Refuseniks are missing the party. Here are some of my (not by me) top tweets. @nancyWhite collected some from the Applied Improvisation Network Conference in a post that make me wish I had been there:

  • #AIN12 @brentdarnell Traditional training is a conspiracy create by sellers of 3 ring binders
  • #ain12 Matt Smith: “do what you can to get into a sense of gratitude before you perform” … or teach, or host, or lead, or ….
  • “You have to find people who are broken and help them heal. Laughter is my weapon of mass construction.” Genie Joseph #AIN12

Others are funny, like this from @theMiltonJones: Roman numerals to be phased out – not on my watch. (Retweeted 1467 times!)

Favourites showing when I wrote this:

  • From @alaindebotton: People who want to be famous generally had parents who took the media a bit too seriously
  • Again from@alaindebotton: How needlessly mean to buy only as many books as one actually has time to read

Without a tweet from @theosoc I would not have been alert to it being World Mental Health Day today, and there being a global crisis of depression affecting >350 million people. Without @first4LCFC I wouldn’t get score updates for my team.

Some tweets are profound and stimulating. They are clever. Other tweets are delivered without such pretension.

The taste of my bagel (in less than 140 characters) is not insignificant. It is a fact of life that some people do record their bagel consumption as a “status update” on Facebook. It is another fact of life that others give them their thumbs up because they care. Many do. They “like” it.

I wonder what it was like when there were other technological breakthroughs in social media. There have been famous letters. Some letters were kept, some thrown straight on the fire. But the triviality of some didn’t prevent people replying with “it was lovely to hear from you” and “please write back”.

We don’t always have something of earth shattering importance.

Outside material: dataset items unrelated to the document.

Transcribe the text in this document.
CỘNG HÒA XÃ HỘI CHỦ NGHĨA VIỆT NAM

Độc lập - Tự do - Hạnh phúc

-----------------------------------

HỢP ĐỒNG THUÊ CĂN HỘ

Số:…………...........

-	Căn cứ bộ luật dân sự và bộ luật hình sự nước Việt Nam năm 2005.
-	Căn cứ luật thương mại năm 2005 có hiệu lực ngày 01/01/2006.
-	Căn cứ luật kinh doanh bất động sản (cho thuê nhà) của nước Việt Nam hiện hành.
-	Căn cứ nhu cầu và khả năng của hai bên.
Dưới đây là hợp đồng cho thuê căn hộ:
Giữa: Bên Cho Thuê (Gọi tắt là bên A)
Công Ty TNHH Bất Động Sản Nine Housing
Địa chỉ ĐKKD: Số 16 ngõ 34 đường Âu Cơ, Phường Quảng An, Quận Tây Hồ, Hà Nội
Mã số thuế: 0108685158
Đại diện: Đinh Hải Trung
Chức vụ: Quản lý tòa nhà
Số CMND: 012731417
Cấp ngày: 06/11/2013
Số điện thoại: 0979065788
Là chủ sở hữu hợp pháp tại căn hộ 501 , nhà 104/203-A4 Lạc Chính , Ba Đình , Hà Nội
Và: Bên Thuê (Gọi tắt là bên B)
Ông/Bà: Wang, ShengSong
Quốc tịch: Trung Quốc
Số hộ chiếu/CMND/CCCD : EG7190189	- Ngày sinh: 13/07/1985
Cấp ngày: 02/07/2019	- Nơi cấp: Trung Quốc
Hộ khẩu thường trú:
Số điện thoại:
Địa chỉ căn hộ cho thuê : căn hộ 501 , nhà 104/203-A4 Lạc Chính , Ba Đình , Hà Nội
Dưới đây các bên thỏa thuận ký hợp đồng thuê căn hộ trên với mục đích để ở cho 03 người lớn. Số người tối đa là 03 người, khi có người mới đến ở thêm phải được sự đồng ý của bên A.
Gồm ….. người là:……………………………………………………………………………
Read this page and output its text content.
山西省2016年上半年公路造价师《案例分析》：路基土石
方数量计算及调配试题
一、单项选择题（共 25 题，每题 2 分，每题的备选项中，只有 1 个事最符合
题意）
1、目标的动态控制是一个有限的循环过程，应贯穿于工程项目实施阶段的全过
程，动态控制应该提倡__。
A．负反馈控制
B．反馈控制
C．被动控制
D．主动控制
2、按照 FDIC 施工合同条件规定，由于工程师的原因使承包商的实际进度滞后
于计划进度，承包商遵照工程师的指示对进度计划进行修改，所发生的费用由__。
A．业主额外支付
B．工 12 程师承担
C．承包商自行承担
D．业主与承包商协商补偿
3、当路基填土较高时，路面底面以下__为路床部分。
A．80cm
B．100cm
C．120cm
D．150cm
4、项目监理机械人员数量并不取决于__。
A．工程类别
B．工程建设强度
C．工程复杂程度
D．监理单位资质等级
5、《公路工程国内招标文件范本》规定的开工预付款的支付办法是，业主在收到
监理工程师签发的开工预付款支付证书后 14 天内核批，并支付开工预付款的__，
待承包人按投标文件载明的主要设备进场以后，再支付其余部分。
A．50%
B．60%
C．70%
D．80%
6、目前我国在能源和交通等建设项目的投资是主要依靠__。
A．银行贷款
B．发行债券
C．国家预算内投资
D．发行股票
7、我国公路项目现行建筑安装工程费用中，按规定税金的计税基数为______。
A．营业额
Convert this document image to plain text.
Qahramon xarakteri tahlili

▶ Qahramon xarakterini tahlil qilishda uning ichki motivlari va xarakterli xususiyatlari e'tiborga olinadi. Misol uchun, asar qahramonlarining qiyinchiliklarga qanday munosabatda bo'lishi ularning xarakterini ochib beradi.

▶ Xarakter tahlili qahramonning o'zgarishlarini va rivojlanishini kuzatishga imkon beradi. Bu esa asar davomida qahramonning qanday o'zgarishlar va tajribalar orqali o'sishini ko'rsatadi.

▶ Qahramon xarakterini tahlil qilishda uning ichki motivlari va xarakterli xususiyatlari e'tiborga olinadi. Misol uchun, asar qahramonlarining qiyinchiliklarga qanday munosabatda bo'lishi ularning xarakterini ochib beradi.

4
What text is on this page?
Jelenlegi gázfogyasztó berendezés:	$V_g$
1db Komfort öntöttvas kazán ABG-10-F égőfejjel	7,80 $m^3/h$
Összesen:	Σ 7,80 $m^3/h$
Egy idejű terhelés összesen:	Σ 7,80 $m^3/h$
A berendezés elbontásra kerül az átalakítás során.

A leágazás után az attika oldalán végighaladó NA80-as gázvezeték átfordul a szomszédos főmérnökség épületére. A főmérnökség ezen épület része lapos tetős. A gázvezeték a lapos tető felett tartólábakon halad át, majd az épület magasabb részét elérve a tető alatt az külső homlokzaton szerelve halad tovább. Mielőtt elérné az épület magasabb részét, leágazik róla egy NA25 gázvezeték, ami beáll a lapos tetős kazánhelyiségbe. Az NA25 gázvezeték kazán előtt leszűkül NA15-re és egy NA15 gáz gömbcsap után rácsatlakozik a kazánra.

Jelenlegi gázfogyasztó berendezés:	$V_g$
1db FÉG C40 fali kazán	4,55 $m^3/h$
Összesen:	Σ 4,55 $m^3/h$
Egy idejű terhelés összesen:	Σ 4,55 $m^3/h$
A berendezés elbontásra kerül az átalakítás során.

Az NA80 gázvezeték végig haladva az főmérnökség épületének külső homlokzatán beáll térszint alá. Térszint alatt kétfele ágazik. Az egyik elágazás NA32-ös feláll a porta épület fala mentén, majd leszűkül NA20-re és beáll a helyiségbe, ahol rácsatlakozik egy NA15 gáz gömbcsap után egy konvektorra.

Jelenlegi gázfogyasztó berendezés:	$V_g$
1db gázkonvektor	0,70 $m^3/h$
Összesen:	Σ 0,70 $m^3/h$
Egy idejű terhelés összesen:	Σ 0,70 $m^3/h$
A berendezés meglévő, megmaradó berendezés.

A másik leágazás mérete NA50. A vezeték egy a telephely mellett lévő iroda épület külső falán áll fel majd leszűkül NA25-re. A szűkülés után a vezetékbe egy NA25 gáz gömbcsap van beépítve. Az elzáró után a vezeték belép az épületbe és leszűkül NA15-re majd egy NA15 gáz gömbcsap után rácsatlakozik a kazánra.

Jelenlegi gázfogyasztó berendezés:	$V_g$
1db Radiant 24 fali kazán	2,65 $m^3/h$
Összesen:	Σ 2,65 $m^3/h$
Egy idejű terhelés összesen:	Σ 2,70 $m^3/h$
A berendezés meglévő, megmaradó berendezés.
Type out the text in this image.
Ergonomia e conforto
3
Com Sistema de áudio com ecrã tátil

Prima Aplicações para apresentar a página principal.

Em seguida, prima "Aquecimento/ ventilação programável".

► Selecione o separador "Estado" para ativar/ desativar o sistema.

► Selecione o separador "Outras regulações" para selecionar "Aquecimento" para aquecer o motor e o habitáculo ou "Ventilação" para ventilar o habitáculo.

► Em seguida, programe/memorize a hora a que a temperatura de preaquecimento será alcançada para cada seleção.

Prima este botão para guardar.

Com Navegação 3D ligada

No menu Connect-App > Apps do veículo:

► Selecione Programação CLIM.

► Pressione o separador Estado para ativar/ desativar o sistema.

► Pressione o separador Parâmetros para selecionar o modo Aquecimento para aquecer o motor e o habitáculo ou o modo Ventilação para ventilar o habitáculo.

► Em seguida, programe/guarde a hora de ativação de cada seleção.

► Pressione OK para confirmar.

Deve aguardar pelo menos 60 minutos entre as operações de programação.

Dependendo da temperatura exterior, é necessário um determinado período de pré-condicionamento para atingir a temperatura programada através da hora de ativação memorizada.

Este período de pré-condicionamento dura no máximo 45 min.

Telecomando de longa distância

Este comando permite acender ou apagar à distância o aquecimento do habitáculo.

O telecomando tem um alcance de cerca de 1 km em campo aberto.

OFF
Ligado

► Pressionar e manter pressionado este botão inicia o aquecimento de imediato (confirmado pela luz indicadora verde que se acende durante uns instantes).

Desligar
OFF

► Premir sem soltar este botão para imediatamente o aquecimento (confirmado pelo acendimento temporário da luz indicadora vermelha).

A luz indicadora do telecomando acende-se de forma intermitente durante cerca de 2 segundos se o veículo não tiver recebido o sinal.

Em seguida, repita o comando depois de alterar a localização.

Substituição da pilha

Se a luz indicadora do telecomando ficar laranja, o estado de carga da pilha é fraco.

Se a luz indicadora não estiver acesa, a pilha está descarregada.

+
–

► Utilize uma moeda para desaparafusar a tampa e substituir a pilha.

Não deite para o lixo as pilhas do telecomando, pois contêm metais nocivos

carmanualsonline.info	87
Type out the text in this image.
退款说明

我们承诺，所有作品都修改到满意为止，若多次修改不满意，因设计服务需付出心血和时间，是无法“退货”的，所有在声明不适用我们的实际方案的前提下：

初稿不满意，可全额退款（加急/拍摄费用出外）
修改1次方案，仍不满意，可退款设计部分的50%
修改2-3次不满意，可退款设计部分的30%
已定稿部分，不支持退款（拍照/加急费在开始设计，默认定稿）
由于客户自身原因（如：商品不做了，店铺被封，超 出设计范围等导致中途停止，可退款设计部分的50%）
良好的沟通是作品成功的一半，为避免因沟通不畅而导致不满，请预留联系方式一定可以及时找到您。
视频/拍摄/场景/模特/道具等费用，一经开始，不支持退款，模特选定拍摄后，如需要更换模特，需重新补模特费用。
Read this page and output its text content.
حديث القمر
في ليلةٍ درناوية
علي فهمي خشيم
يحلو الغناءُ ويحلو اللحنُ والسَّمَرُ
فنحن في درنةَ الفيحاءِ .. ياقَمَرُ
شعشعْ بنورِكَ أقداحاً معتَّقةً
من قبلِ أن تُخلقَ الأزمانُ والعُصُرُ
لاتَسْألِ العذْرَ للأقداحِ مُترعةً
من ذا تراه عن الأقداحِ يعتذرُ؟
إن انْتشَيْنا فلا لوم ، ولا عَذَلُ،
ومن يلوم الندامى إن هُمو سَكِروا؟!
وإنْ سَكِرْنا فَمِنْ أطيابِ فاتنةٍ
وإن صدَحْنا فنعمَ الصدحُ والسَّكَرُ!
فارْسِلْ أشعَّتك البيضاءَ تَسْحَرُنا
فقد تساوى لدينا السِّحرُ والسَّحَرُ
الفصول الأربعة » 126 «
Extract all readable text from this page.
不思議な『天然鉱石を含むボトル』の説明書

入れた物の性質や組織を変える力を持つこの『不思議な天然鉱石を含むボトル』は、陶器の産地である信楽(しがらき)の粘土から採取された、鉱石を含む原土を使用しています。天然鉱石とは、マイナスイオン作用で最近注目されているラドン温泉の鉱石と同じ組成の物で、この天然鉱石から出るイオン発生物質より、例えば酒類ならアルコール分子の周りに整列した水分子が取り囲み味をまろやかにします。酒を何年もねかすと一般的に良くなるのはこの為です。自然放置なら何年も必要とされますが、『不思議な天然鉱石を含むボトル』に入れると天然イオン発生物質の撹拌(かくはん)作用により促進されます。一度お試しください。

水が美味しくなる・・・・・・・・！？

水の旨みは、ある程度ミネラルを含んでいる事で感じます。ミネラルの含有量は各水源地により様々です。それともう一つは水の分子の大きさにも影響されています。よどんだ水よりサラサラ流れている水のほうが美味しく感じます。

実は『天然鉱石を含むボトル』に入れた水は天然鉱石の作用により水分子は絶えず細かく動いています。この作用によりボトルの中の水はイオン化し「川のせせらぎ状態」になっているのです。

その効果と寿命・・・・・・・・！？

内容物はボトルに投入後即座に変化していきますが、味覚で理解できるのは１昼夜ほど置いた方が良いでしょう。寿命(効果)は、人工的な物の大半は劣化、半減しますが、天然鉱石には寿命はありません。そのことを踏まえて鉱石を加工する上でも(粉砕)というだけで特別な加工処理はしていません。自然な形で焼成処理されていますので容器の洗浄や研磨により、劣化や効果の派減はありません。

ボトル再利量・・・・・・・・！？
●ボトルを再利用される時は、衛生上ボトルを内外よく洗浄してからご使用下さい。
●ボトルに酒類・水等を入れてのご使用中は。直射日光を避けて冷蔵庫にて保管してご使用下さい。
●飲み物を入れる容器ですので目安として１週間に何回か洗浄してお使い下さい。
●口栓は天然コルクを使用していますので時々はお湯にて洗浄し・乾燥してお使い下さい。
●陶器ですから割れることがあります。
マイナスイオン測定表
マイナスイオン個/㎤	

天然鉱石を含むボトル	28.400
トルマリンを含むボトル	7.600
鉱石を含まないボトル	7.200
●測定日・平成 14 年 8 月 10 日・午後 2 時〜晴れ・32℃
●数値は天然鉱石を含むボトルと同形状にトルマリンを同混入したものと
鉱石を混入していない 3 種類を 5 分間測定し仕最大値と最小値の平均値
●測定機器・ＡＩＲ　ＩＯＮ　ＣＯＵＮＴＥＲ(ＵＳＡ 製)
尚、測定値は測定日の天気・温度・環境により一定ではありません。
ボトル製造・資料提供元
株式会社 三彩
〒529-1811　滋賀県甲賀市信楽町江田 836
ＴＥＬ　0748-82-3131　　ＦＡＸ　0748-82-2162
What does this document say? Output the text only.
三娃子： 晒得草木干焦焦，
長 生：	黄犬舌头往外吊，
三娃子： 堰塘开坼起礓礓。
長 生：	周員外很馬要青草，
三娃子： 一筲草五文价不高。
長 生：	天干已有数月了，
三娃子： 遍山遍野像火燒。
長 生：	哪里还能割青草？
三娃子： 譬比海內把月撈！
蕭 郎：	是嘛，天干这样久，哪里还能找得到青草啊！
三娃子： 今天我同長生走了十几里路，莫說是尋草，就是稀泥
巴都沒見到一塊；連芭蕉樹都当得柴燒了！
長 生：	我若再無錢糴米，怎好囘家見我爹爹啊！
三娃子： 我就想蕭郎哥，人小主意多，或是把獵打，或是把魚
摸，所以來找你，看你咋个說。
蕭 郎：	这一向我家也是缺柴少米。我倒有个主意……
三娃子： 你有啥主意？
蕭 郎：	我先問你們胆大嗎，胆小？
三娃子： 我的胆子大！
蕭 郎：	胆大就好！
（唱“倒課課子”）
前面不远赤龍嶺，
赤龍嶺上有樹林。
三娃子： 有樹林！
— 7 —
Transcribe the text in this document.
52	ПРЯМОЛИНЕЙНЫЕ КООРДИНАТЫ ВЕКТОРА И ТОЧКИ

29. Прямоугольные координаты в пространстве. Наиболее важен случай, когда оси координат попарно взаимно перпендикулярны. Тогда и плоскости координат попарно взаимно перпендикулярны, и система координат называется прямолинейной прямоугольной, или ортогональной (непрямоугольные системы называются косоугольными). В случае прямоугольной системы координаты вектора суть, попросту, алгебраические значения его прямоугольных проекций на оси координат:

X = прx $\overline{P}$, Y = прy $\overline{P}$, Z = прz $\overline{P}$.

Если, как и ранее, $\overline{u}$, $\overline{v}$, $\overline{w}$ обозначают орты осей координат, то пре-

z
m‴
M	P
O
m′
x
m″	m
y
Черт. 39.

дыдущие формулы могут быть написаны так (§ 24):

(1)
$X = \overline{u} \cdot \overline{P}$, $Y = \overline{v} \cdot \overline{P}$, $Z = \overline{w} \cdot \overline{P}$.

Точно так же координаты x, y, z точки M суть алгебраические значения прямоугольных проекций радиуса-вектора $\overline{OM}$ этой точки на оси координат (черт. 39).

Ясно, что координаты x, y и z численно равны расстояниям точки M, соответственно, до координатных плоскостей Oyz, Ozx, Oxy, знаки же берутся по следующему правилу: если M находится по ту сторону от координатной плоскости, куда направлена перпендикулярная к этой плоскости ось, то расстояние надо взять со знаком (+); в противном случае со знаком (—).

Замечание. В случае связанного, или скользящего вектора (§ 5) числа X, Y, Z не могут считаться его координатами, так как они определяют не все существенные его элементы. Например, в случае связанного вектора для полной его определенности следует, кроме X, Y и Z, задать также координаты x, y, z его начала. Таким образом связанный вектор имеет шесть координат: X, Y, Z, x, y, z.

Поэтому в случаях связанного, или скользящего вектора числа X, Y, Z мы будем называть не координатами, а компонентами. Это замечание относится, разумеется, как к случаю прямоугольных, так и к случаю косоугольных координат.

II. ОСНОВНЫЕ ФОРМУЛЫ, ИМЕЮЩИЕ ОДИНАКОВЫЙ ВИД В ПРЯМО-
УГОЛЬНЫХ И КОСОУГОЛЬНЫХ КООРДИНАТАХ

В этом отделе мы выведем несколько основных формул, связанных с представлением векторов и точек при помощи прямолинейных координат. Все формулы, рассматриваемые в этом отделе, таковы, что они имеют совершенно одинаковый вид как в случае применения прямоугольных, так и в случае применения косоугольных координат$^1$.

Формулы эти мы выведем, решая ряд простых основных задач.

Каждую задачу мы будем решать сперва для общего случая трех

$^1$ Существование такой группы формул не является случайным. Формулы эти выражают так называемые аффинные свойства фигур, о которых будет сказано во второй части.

I wonder, with the development of speech (early social media), whether Adam and Eve really did turn to each other and say “Just listen to you. All you go on about is your bagels. Can’t we talk about something more important? Just tell me, do I look big in this? And, how about this big apple?”

Conversations great and small build community and relationships. One of the reasons we go back to Patara for our holidays (maybe you’re not interested in that!) is the way everyone greets us with “gunaydin” (good morning). I would rather walk a street where people say “Hi” than walk a street where there is no expression because people think such apparently meaningless banter is beneath them. I am likely to go back to a cafe with waiting staff anxious to know whether I was pleased with their bagel.